Thursday, 22 February 2018

The SEO’s essential guide to web technology

As an SEO professional, your role will invariably lead you to interactions with people in a wide variety of roles including business owners, marketing managers, content creators, link builders, PR agencies, and developers.

That last one – developers – is a catch-all term that can encompass software engineers, coders, programmers, front- and back-end developers, and IT professionals of various types. These are the folks who write the code and/or generally manage the underlying various web technologies that comprise and power websites.

In your role as an SEO, it may or may not be practicable for you to completely master programming languages such as C++ and Java, or scripting languages such as PHP and JavaScript, or markup languages such as HTML, XML, or the stylesheet language CSS.

And, there are many more programming, scripting, and markup languages out there – it would be a Herculean task to be a master of every kind of language, even if your role is full-time programmer and not SEO.

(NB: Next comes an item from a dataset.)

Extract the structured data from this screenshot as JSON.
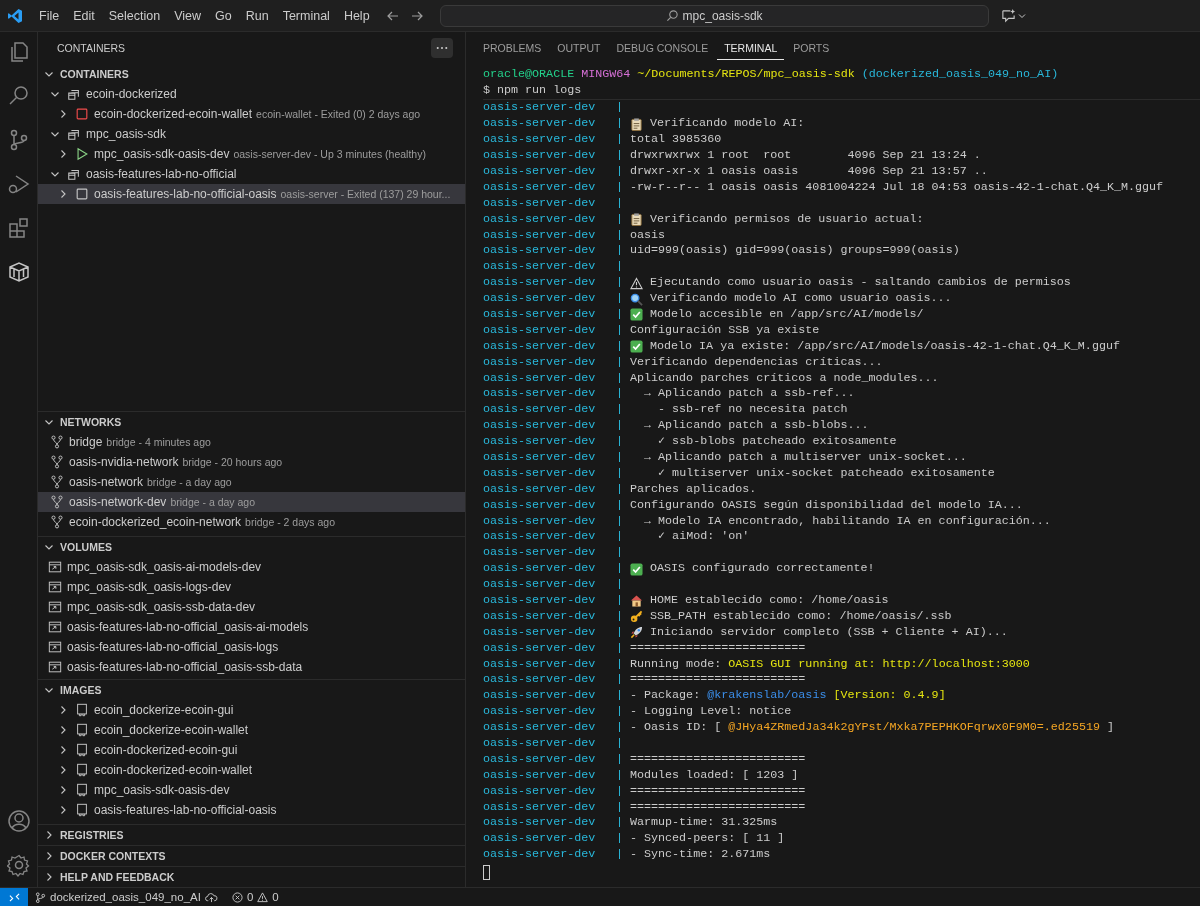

But, it is essential for you, as an SEO professional, to understand the various languages and technologies and technology stacks out there that comprise the web. When you’re making SEO recommendations, which developers will most likely be executing, you need to understand their mindset, their pain points, what their job is like – and you need to be able to speak their language.

You don’t have to know everything developers know, but you should have a good grasp of what developers do so that you can ask better questions and provide SEO recommendations in a way that resonates with them, and those recommendations are more likely to be executed as a result.

When you speak their language, and understand what their world is like, you’re contributing to a collaborative environment where everyone’s pulling on the same side of the rope for the same positive outcomes.

And of course, aside from building collaborative relationships, being a professional SEO involves a lot of technical detective work and problem detection and prevention, so understanding various aspects of web technology is not optional; it’s mandatory.

Web tech can be complex and intimidating, but hopefully this guide will help make things a little easier for you and fill in some blanks in your understanding.

Let’s jump right in!

The internet vs. the World Wide Web

Most people use these terms interchangeably, but technically the two terms do not mean the same thing, although they are related.

The Internet began as a decentralized network of independent interconnected computers.

The US Department of Defense was involved over time and awarded contracts, including for the development of the ARPANET (Advanced Research Projects Agency Network) project, which was an early packet switching network and first to use TCP/IP (Transmission Control Protocol and Internet Protocol).

The ARPANET project led to “internetworking” where various networks of computers could be joined into a larger “network of networks”.

The development of the World Wide Web is credited to British computer scientist Sir Tim Beners-Lee in the 1980s; he developed linking hypertext documents, which resulted in an information-sharing model built “on top” of the Internet.

Documents (web pages) were specified to be formatted in a markup language called “HTML” (Hypertext Markup Language), and could be linked to each other using “hyperlinks” that users could click to navigate to other web pages.

Further reading:

Web hosting

Web hosting, or hosting for short, are services that allow people and businesses to put a web page or a website on the internet. Hosting companies have banks of computers called “servers” that are not entirely dissimilar in nature to computers you’re already familiar with, but of course there are differences.

There are various types of web hosting companies that offer a range of services in addition to web hosting; such services may include domain name registration, website builders, email addresses, website security services, and more.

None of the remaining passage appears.